Beşiktaş'ın ilk yarıda oyuna çok istediği gibi başladığını söyleyemeyiz. Son haftalarda aldığı puanların güveniyle Ankaragücü, Beşiktaş'a oranla çok daha coşkulu başladı. Özellikle Emre Güral, Lobzhanidze ile ilk yarıda önemli pozisyonlar yakaladı. Beşiktaş aslında oyunu rakip alanda oynamaya çalışırken Ankaragücü'nün çabuk çıkışlarında bazı pozisyonlarda zorlandı. Beşiktaş adına Mensah tercihi, çabuk oyun ve kontrayı hedeflemekti. Ama ilk yarıda çok fazla bu silahını kullanamadı.
Ghezzal ve Larin de kanatlarda çok etkili olamayınca Beşiktaş ilk yarıda arzu ettiği pozisyon zenginliğine ulaşamadı.
Ama ikinci yarı başka bir Beşiktaş izledik. Oyunu rakip alana yıkan ve özellikle sağ kanadı daha etkili kullanan bir takım olarak silahlarını kullanmaya başladı. Bunun neticesinde de pozisyonlar gelmeye başladı. Vida'nın bulduğu gol öncesinde Beşiktaş'ın sahadaki oyun performansı bu golün habercisi şeklindeydi. Vida geçen hafta attığı muazzam golden sonra bu hafta da seriye devam etti. Beşiktaş'a hem puanları getirmeye başladı hem de üzerindeki tartışmaları bitirdi.
Bu maçın psikolojik olarak Beşiktaş'a diğer bir katkısı da Başkent ekibine karşı son 4 maçtaki suskunluğunu bitirmesi oldu. Rıdvan'ın yerine N'Sakala'nın oynaması, N'Koudou'nun yerine Larin'in şans alması Sergen hocanın kadronun rotasyonlu kullanımı açısından da önemli bir mesaj oldu.

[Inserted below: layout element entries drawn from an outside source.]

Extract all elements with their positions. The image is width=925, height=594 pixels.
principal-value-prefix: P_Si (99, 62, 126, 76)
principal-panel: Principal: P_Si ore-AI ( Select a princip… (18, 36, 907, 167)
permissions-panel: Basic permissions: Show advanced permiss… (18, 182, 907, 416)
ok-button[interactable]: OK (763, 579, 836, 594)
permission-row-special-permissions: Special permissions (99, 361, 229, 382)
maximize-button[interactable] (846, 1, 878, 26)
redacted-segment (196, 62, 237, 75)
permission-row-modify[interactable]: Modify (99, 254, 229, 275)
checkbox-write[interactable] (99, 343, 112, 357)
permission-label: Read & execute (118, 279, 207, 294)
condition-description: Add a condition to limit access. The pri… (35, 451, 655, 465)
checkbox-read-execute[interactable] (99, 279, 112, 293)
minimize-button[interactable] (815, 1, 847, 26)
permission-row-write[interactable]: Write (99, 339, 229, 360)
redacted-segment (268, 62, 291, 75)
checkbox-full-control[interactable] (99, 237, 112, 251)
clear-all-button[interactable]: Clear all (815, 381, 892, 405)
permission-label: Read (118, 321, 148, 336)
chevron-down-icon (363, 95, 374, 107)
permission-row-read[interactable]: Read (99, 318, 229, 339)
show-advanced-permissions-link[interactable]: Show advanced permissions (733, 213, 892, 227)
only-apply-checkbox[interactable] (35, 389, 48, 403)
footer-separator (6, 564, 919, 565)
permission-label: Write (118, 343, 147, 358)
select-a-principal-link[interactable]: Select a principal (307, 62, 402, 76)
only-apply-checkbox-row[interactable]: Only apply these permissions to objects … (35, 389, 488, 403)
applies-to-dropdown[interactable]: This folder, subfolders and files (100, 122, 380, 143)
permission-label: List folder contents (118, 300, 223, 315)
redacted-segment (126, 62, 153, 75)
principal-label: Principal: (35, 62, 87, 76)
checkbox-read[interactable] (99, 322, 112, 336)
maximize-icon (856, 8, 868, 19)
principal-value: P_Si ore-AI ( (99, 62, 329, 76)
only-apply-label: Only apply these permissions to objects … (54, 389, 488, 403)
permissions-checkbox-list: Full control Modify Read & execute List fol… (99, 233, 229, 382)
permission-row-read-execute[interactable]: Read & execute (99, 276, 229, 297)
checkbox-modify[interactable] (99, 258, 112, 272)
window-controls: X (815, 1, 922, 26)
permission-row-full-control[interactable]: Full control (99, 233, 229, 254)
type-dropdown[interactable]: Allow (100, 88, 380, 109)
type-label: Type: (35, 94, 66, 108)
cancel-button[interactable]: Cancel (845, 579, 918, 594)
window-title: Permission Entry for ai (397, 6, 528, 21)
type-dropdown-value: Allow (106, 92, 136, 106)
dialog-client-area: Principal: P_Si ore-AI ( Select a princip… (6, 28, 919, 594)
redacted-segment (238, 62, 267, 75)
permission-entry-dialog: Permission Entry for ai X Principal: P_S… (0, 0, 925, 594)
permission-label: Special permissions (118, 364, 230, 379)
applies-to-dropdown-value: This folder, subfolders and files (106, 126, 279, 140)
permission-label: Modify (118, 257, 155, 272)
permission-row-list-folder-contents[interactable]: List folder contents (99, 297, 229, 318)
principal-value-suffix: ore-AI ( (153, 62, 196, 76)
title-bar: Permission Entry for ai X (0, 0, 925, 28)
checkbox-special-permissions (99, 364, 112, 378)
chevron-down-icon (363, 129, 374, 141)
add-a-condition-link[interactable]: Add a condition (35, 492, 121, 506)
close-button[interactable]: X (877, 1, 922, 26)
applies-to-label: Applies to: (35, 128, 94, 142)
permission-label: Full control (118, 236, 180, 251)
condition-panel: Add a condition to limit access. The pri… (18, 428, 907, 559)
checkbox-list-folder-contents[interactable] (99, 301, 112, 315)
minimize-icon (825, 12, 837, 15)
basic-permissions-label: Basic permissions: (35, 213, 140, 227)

Bu maçın Beşiktaş adına bize söylediği şey, 'Ben oyunumu ve yolumu buldum. Savunmada, orta alanda ve hücumda kadro istikrarını yakaladım. Bunu hem iç saha hem de dış sahada uygulamaya devam edeceğim. Oyun olarak da skor olarak da istediklerimi almaya devam ediyorum. Hedefim belli."